HOW TO RUN A MARATHON AND ONLY RUN TWICE A WEEK BY GARETH ROSSI, OWNER OF GRAVITY FITNESS.
Recently I have signed up to run the Dublin City Marathon. I have decided to take a slightly different approach to my Marathon training compared to the normal training schedule, which usually involves a lot of mileage. As a first time marathoner, my goal is to make it to the start line injury free, and complete the distance; I’m not too worried about my time. About 5 years ago, I read some research on two groups of people training for a marathon. One group took the usual approach of running four times a week and the other group ran twice a week including one long run and one tempo or interval type run and two strength sessions in a gym. I’ve decided to try out the latter approach. With limited endurance training background, I don’t fancy hammering the roads four times a week.
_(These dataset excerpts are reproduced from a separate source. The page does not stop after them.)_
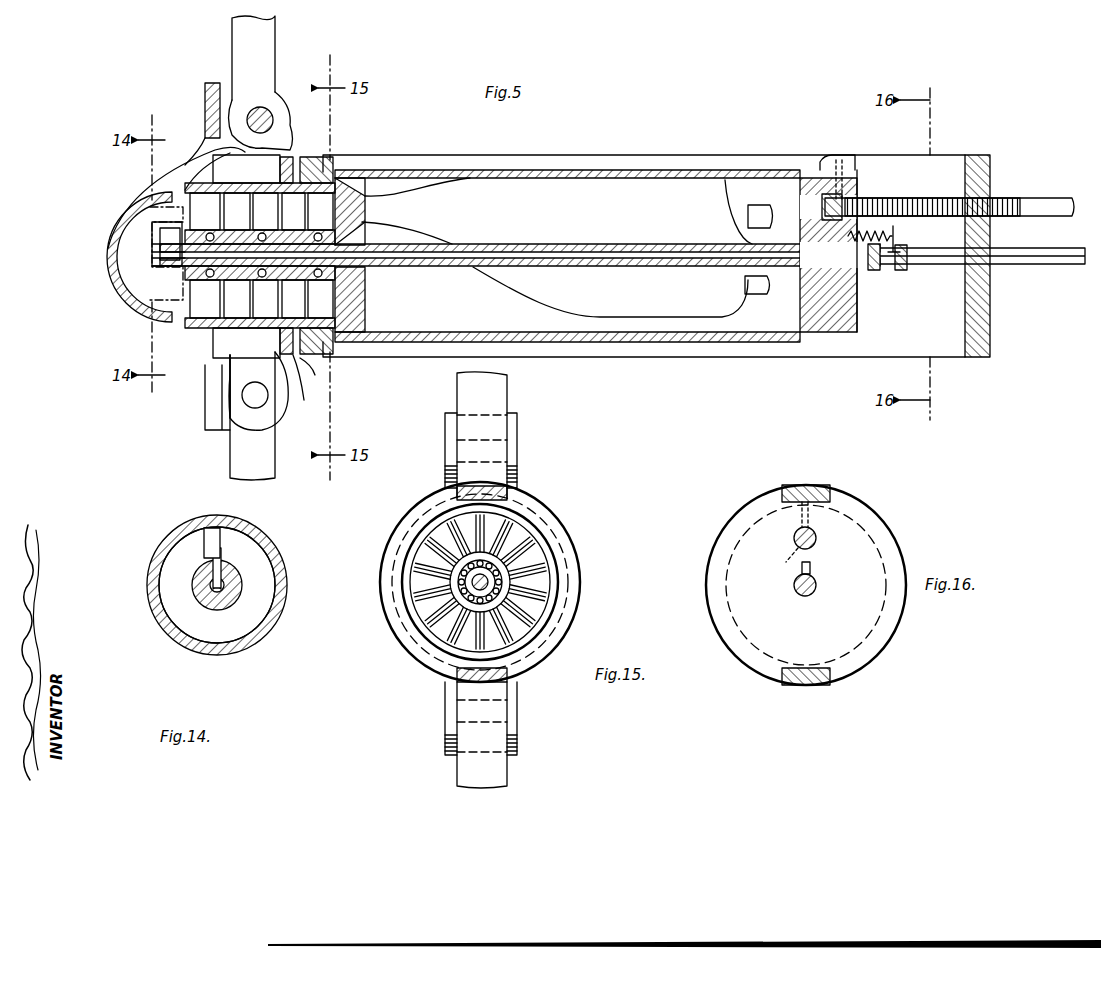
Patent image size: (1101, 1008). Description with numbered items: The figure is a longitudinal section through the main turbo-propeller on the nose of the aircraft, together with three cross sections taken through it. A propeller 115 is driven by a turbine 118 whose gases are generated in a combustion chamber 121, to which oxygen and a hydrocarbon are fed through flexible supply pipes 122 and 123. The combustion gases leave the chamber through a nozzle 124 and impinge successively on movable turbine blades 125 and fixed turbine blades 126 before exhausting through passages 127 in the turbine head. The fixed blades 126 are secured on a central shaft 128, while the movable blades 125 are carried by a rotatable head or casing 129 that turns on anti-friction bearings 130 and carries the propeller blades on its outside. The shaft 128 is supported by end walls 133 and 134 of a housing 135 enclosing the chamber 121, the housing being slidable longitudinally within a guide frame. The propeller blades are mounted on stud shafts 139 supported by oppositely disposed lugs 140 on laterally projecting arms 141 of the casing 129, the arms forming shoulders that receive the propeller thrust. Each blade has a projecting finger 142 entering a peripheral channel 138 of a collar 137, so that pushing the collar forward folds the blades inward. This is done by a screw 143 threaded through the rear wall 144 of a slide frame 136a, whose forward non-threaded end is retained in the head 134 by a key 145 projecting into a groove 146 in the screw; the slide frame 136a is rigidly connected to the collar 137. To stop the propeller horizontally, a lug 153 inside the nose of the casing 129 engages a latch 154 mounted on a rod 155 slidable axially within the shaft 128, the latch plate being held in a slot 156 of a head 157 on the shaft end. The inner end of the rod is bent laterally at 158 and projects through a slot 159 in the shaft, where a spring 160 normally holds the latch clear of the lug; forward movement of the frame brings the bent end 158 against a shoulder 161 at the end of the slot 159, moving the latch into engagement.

In FIG. 5, the propeller 115 is at (232, 46).
In FIG. 15, the propeller 115 is at (500, 393).
In FIG. 5, the turbine 118 is at (118, 278).
In FIG. 14, the turbine 118 is at (287, 584).
In FIG. 5, the combustion chamber 121 is at (548, 190).
In FIG. 5, the flexible supply pipe 122 is at (755, 205).
In FIG. 5, the flexible supply pipe 123 is at (756, 294).
In FIG. 5, the nozzle 124 is at (350, 192).
In FIG. 5, the movable turbine blades 125 is at (296, 211).
In FIG. 15, the movable turbine blades 125 is at (430, 550).
In FIG. 5, the fixed turbine blades 126 is at (251, 211).
In FIG. 5, the passages 127 is at (175, 168).
In FIG. 5, the central shaft 128 is at (450, 268).
In FIG. 15, the central shaft 128 is at (445, 640).
In FIG. 16, the central shaft 128 is at (816, 588).
In FIG. 5, the rotatable head or casing 129 is at (230, 328).
In FIG. 14, the rotatable head or casing 129 is at (270, 630).
In FIG. 15, the rotatable head or casing 129 is at (548, 622).
In FIG. 5, the anti-friction bearings 130 is at (210, 280).
In FIG. 15, the anti-friction bearings 130 is at (460, 590).
In FIG. 5, the end wall 133 is at (365, 322).
In FIG. 5, the end wall 134 is at (857, 325).
In FIG. 16, the end wall 134 is at (750, 550).
In FIG. 5, the housing 135 is at (642, 342).
In FIG. 16, the housing 135 is at (748, 512).
In FIG. 5, the slide frame 136a is at (690, 168).
In FIG. 15, the slide frame 136a is at (542, 493).
In FIG. 16, the slide frame 136a is at (812, 485).
In FIG. 5, the collar 137 is at (315, 375).
In FIG. 15, the collar 137 is at (580, 585).
In FIG. 5, the peripheral groove or channel 138 is at (306, 389).
In FIG. 15, the peripheral groove or channel 138 is at (550, 528).
In FIG. 5, the stud shafts 139 is at (258, 104).
In FIG. 15, the stud shafts 139 is at (515, 445).
In FIG. 5, the lugs 140 is at (286, 82).
In FIG. 15, the lugs 140 is at (507, 418).
In FIG. 5, the laterally projecting arms 141 is at (205, 108).
In FIG. 15, the laterally projecting arms 141 is at (475, 410).
In FIG. 5, the projecting finger 142 is at (292, 150).
In FIG. 15, the projecting finger 142 is at (505, 485).
In FIG. 5, the screw 143 is at (1014, 200).
In FIG. 16, the screw 143 is at (816, 538).
In FIG. 5, the rear wall 144 is at (990, 318).
In FIG. 5, the key 145 is at (838, 172).
In FIG. 16, the key 145 is at (782, 525).
In FIG. 5, the groove 146 is at (848, 200).
In FIG. 16, the groove 146 is at (781, 563).
In FIG. 5, the lug 153 is at (152, 228).
In FIG. 14, the lug 153 is at (204, 540).
In FIG. 5, the latch 154 is at (160, 242).
In FIG. 14, the latch 154 is at (222, 560).
In FIG. 5, the rod 155 is at (585, 246).
In FIG. 14, the rod 155 is at (205, 605).
In FIG. 15, the rod 155 is at (538, 560).
In FIG. 5, the slot 156 is at (242, 240).
In FIG. 5, the head 157 is at (160, 268).
In FIG. 14, the head 157 is at (234, 598).
In FIG. 5, the laterally bent end 158 is at (895, 236).
In FIG. 16, the laterally bent end 158 is at (812, 568).
In FIG. 5, the slot 159 is at (874, 270).
In FIG. 5, the spring 160 is at (905, 210).
In FIG. 5, the shoulder 161 is at (902, 270).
I’m building my aerobic base with one long run and one interval/tempo/hill runs and adding two functional gym sessions a week. These gym sessions will cover basic lifts such as the squat, deadlift, lunge and single deadlift patterns for the lower body along with upper body work and core stability.
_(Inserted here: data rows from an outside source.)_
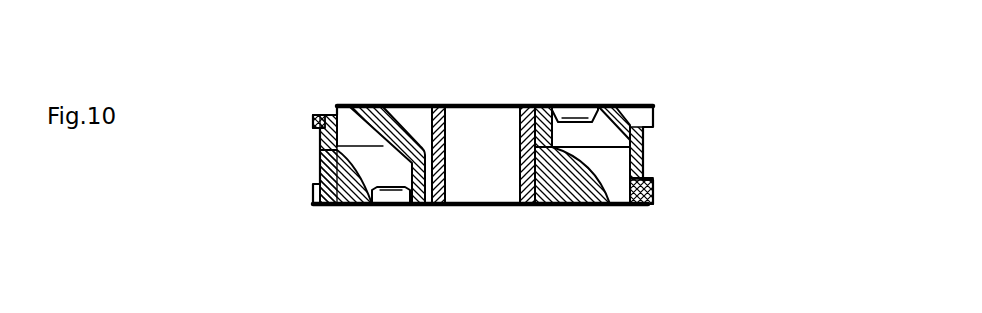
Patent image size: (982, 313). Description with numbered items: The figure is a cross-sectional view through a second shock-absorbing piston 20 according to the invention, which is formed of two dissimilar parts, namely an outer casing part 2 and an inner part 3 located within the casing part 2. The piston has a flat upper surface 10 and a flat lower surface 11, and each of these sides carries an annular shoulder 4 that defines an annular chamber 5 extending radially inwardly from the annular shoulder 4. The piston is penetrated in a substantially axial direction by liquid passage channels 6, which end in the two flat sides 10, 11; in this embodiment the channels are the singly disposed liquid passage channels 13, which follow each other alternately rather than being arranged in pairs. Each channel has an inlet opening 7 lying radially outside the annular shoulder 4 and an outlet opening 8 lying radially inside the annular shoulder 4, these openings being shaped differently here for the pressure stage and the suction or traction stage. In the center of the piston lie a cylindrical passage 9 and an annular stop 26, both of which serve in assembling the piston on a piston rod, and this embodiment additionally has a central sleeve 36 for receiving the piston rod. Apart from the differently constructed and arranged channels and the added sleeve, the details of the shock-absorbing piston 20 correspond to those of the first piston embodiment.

The upper surface 10 is at (342, 97).
The lower surface 11 is at (317, 215).
The shock-absorbing piston 20 is at (743, 130).
The outer casing part 2 is at (327, 208).
The inner part 3 is at (407, 103).
The annular shoulder 4 is at (353, 103).
The annular chamber 5 is at (382, 103).
The liquid passage channel 6 is at (383, 157).
The inlet opening 7 is at (325, 120).
The outlet opening 8 is at (580, 103).
The cylindrical passage 9 is at (486, 155).
The singly disposed liquid passage channel 13 is at (479, 155).
The annular stop 26 is at (437, 103).
The central sleeve 36 is at (520, 103).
Another major part of people running marathons is getting injured. I am trying to make my body more robust through strength training, so I don’t break down as easy. The less I am injured the more chance I have of getting my runs done a completing the marathon in a decent time. Recovery is as important as the training you do. I make sure my fluid intake is good before, during and after runs, and also ensuring I’m eating good food pre and post workout. Enhancing my recovery further, I am foam rolling, stretching and using compression tights or socks to help the legs recover quicker.
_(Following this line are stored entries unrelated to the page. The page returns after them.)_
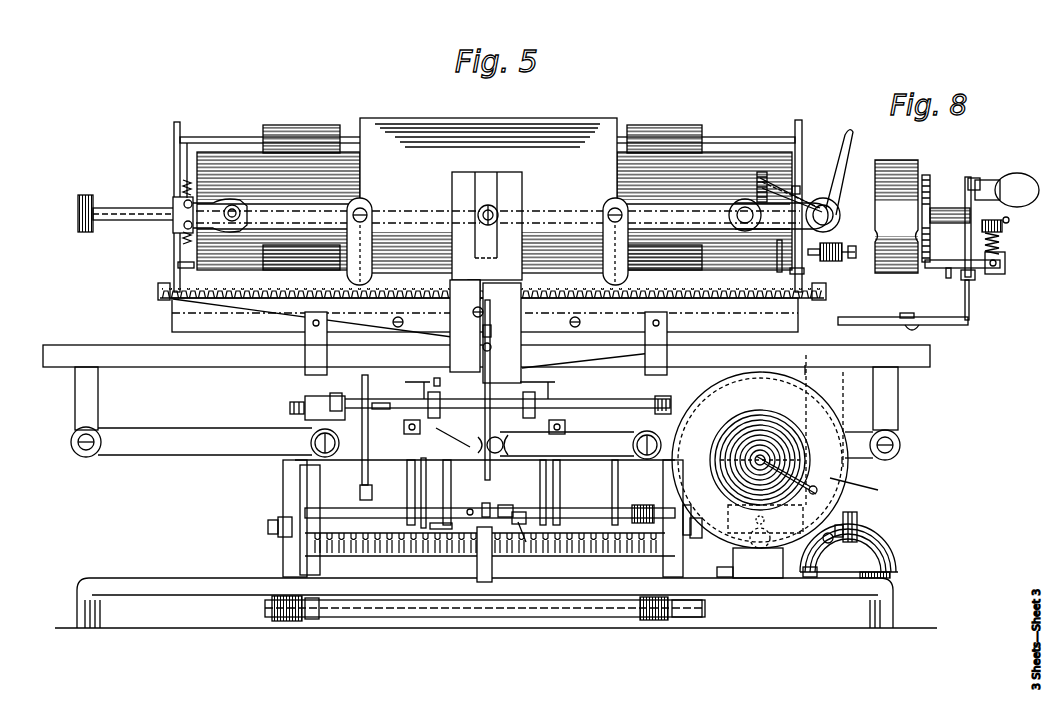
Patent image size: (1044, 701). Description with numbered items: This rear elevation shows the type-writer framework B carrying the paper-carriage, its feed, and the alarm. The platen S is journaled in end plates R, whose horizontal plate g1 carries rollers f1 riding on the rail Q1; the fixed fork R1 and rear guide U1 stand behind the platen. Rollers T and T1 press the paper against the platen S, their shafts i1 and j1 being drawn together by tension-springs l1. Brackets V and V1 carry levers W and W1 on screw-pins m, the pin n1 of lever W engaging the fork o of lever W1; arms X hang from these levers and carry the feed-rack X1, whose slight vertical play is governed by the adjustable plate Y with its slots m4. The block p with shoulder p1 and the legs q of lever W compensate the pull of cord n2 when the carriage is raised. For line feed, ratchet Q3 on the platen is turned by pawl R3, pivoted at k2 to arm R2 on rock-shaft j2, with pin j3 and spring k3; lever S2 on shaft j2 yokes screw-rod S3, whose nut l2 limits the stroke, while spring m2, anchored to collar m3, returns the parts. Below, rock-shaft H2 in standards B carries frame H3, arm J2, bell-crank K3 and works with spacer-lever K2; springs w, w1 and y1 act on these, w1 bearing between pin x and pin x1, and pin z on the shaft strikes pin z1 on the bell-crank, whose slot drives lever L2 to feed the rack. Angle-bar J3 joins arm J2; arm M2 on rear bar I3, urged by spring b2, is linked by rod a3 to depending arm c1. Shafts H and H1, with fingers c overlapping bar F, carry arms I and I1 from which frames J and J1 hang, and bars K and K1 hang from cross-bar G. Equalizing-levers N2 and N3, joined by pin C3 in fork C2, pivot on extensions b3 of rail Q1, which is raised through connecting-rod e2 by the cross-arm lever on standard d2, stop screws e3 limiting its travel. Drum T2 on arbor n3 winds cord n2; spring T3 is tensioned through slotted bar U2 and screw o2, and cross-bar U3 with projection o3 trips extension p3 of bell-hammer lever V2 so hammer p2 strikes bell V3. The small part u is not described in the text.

In FIG. 5, the roller shaft i1 is at (487, 130).
In FIG. 5, the frictional roller T is at (482, 130).
In FIG. 5, the frictional roller T1 is at (482, 257).
In FIG. 5, the rotary cylindrical platen S is at (704, 211).
In FIG. 8, the rotary cylindrical platen S is at (896, 216).
In FIG. 5, the final guide U1 is at (488, 195).
In FIG. 5, the fixed vertical fork R1 is at (490, 180).
In FIG. 5, the lever W is at (330, 215).
In FIG. 5, the lever W1 is at (650, 215).
In FIG. 5, the downwardly-extending arm X is at (487, 241).
In FIG. 5, the fork or yoke o is at (485, 202).
In FIG. 5, the lateral pin n1 is at (482, 210).
In FIG. 5, the bracket V is at (172, 200).
In FIG. 5, the block p is at (183, 224).
In FIG. 5, the inner edge p1 is at (192, 200).
In FIG. 5, the legs q is at (222, 201).
In FIG. 5, the screw-pin m is at (240, 211).
In FIG. 5, the coil tension-spring l1 is at (184, 160).
In FIG. 5, the roller shaft j1 is at (178, 265).
In FIG. 5, the bracket V1 is at (781, 216).
In FIG. 5, the rock-shaft j2 is at (840, 215).
In FIG. 8, the rock-shaft j2 is at (1013, 213).
In FIG. 5, the cross-arm lever S2 is at (845, 172).
In FIG. 8, the cross-arm lever S2 is at (1007, 190).
In FIG. 5, the pivot k2 is at (826, 203).
In FIG. 8, the pivot k2 is at (965, 288).
In FIG. 5, the ratchet Q3 is at (770, 176).
In FIG. 8, the ratchet Q3 is at (928, 175).
In FIG. 5, the pawl R3 is at (789, 187).
In FIG. 8, the pawl R3 is at (932, 268).
In FIG. 5, the lateral pin j3 is at (793, 181).
In FIG. 8, the lateral pin j3 is at (945, 283).
In FIG. 5, the arm R2 is at (791, 184).
In FIG. 8, the arm R2 is at (1006, 262).
In FIG. 5, the adjustable nut l2 is at (831, 244).
In FIG. 5, the screw-rod S3 is at (851, 260).
In FIG. 8, the screw-rod S3 is at (975, 178).
In FIG. 5, the carriage feed-rack X1 is at (158, 290).
In FIG. 5, the end plates R is at (172, 318).
In FIG. 5, the horizontal plate g1 is at (485, 321).
In FIG. 5, the cord n2 is at (416, 333).
In FIG. 5, the rollers f1 is at (305, 340).
In FIG. 5, the horizontal rail Q1 is at (206, 367).
In FIG. 5, the downward extensions b3 is at (485, 413).
In FIG. 5, the equalizing-lever N2 is at (218, 442).
In FIG. 5, the equalizing-lever N3 is at (580, 445).
In FIG. 5, the vertically-adjustable plate Y is at (465, 326).
In FIG. 5, the lever L2 is at (502, 381).
In FIG. 5, the coil-spring w is at (470, 304).
In FIG. 5, the vertical slots m4 is at (482, 330).
In FIG. 5, the bar F is at (488, 382).
In FIG. 5, the depending arm c1 is at (442, 383).
In FIG. 5, the bent finger c is at (484, 403).
In FIG. 5, the rock-shaft H is at (605, 410).
In FIG. 5, the arms I is at (630, 412).
In FIG. 5, the arms I1 is at (305, 410).
In FIG. 5, the rock-shaft H1 is at (381, 412).
In FIG. 5, the cross-bar G is at (485, 420).
In FIG. 5, the connecting rod or link a3 is at (448, 434).
In FIG. 5, the roller or pin C3 is at (487, 444).
In FIG. 5, the fork C2 is at (503, 442).
In FIG. 5, the cross-bar U3 is at (718, 398).
In FIG. 5, the coil-spring T3 is at (800, 437).
In FIG. 5, the arbor n3 is at (732, 474).
In FIG. 5, the tension-screw o2 is at (776, 461).
In FIG. 5, the upward extension p3 is at (758, 521).
In FIG. 5, the spring-drum T2 is at (848, 475).
In FIG. 5, the slotted bar U2 is at (875, 490).
In FIG. 5, the bell-hammer lever V2 is at (835, 516).
In FIG. 5, the hammer p2 is at (858, 527).
In FIG. 5, the forward extension o3 is at (825, 537).
In FIG. 5, the bell V3 is at (849, 551).
In FIG. 5, the adjustable screws e3 is at (758, 564).
In FIG. 5, the standard d2 is at (758, 563).
In FIG. 5, the connecting-rod e2 is at (812, 385).
In FIG. 5, the framework B is at (496, 544).
In FIG. 5, the horizontal rock-shaft H2 is at (490, 521).
In FIG. 5, the spacer-lever K2 is at (488, 565).
In FIG. 5, the bell-crank lever K3 is at (477, 538).
In FIG. 5, the coil tension-spring b2 is at (440, 530).
In FIG. 5, the coil tension-spring y1 is at (526, 545).
In FIG. 5, the lateral pin x1 is at (630, 512).
In FIG. 5, the lateral pin x is at (681, 529).
In FIG. 5, the coil tension-spring w1 is at (660, 545).
In FIG. 5, the nut u is at (298, 530).
In FIG. 5, the angle-bar J3 is at (372, 426).
In FIG. 5, the upwardly-extending arm J2 is at (368, 494).
In FIG. 5, the vertically-suspended frame J1 is at (377, 493).
In FIG. 5, the rectangular frame H3 is at (315, 520).
In FIG. 5, the bar K1 is at (401, 492).
In FIG. 5, the arm M2 is at (457, 492).
In FIG. 5, the projecting pin z is at (469, 503).
In FIG. 5, the pin z1 is at (483, 499).
In FIG. 5, the rear bar I3 is at (505, 502).
In FIG. 5, the vertically-suspended frame J is at (540, 478).
In FIG. 5, the bar K is at (560, 482).
In FIG. 8, the bar K is at (911, 315).
In FIG. 8, the adjusting-collar m3 is at (1003, 226).
In FIG. 8, the coil tension-spring m2 is at (1003, 245).
In FIG. 8, the coil tension-spring k3 is at (975, 276).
I have a six-month training plan with a download week built in every month and a three week download phase coming into the marathon day. My miles are increasing each week gradually, so I don’t over load and have less chance of injury. The strength training I am doing is built around heavy lifts, working within an 8 to 10 rep range alternating to the 5 to 6 rep range the following month. My recovery is good, which I think has made a massive difference to not getting injured and being fresh on the long run day.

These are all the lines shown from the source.